From time to time you need to check the access log of some of your servers right? Sometimes you want to find if or why something is wrong and sometimes you just want to gather some data (to understand if or why something is wrong).
Here are some neat tools and commands I use to check the access log files of my servers.
I love console based and pretty looking tools and for sure goaccess is one of those.
This tool allows you to see what is going on in your website giving you some stats and some information about your visitors. There you can see what are the most requested urls, the amount of visitors per day, the hours where you get more traffic, referrers, etc.
You can run it with
goaccess -f /var/log/nginx/access.log
And it basically looks like this:
However it also provides an HTML interface so you can periodically generate a static HTML page to check the stats in an more graphical format.
The name says it all: it is a top command for apache. However, as it requires an access.log file as input, you can also use it with nginx as long as you keep the common log format.
One of the features that I like about this command is that it will show the current rate of requests per second, averaging both since the command started and in an specified interval (default 30s). It will also show the most requested urls and other stats.
You can run it with
apachetop -f /var/log/nginx/access.log
And it looks like this:
Yes... grep and friends help me a lot to find useful information and stats.
Let me show you some examples.
List the HTTP return codes in all access logs (compressed too)
$ zgrep -Poh '" \d{3} ' access.log* | sort | uniq -c | sort -rn 196071 " 200 30397 " 302 3928 " 404 590 " 301 339 " 304 48 " 502 38 " 470 32 " 499 27 " 504 24 " 500 18 " 400 9 " 418 4 " 405 2 " 206 1 " 403
List the number of requests per day in November
$ zgrep -Poh '\d{2}/Nov/2019' access.log* | sort | uniq -c [ ... ] 1601 21/Nov/2019 1603 22/Nov/2019 1552 23/Nov/2019 1517 24/Nov/2019 1601 25/Nov/2019 1545 26/Nov/2019 1624 27/Nov/2019 1615 28/Nov/2019 1542 29/Nov/2019 1527 30/Nov/2019
List the number of requests per hour December 3rd
$ zgrep -Poh '03/Dec/2019:\d{2}' access.log* | cut -d' ' -f1 | sort | uniq -c 63 03/Dec/2019:00 66 03/Dec/2019:01 61 03/Dec/2019:02 64 03/Dec/2019:03 62 03/Dec/2019:04 65 03/Dec/2019:05 61 03/Dec/2019:06 60 03/Dec/2019:07 73 03/Dec/2019:08 73 03/Dec/2019:09 73 03/Dec/2019:10 64 03/Dec/2019:11 164 03/Dec/2019:12 137 03/Dec/2019:13 135 03/Dec/2019:14 93 03/Dec/2019:15 103 03/Dec/2019:16 195 03/Dec/2019:17 145 03/Dec/2019:18 139 03/Dec/2019:19 94 03/Dec/2019:20 114 03/Dec/2019:21 109 03/Dec/2019:22 106 03/Dec/2019:23
List the IPs that made more HEAD requets on December 3rd
$ zgrep -Poh '.* \[03/Dec/2019.*\] "HEAD ' access.log* | cut -d' ' -f1 | sort | uniq -c | sort -rn 4 54.209.251.246 3 35.247.113.5 3 217.182.175.162 2 3.82.218.185 2 35.230.122.175 2 34.83.11.15 1 96.28.180.117 1 95.216.13.24 1 94.130.53.35 1 91.121.79.122 1 69.113.35.243 1 51.91.13.105
I know what you are thinking: "This guy has no traffic at all" ... and you are right. This server has almost not traffic.

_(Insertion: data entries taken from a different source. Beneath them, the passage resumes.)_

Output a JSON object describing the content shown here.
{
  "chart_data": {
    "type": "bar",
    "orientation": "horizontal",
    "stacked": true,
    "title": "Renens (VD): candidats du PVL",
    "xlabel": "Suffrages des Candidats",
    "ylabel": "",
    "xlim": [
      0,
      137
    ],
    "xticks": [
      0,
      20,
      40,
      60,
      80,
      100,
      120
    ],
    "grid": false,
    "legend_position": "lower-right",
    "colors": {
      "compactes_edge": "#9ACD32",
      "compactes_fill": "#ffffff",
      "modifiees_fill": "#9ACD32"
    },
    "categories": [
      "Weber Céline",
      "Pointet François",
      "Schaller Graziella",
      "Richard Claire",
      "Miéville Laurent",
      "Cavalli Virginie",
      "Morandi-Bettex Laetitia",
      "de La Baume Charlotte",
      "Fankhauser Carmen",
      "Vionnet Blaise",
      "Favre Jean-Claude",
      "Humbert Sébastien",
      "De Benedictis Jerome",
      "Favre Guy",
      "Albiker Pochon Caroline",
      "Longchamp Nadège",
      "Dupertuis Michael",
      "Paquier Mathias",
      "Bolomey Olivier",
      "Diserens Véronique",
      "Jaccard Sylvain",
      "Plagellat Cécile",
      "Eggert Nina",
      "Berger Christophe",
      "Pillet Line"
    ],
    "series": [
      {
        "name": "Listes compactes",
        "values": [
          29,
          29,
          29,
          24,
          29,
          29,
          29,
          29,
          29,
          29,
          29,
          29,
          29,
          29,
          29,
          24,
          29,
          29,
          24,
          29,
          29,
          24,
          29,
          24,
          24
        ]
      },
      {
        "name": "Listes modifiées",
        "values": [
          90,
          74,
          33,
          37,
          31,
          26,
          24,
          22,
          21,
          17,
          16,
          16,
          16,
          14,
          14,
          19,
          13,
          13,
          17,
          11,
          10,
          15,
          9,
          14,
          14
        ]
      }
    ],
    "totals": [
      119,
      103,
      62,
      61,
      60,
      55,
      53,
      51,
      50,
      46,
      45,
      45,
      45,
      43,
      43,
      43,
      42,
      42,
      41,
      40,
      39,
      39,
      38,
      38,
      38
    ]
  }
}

Jokes aside, I hope you can see that you can make different combinations of the above commands, or change some parameters to obtain the information you are looking for in a very easy way.
BONUS
ansible -o -m shell -a "zgrep -h '\"GET /public/awesome_85.03.img' /var/log/nginx/public.access.log* | egrep 'ROUTERCOM' | grep '\" 200' | egrep '/Nov/2019' | awk '{ print \$1\" \"\$9 }' | sort | uniq | wc -l" 'frontends:!TRASH' | awk '{sum += $8} END {print sum}' 217
This is based in a real case. It looks in all the frontends servers defined in the Ansible inventory (that are not in the TRASH group) for successfull downloads (code 200) using the user agent "ROUTERCOM" during November 2019 of the firmware awesome_85.03.img and then gets the output from ansible and sums all the values, returning single number of downloads: 217.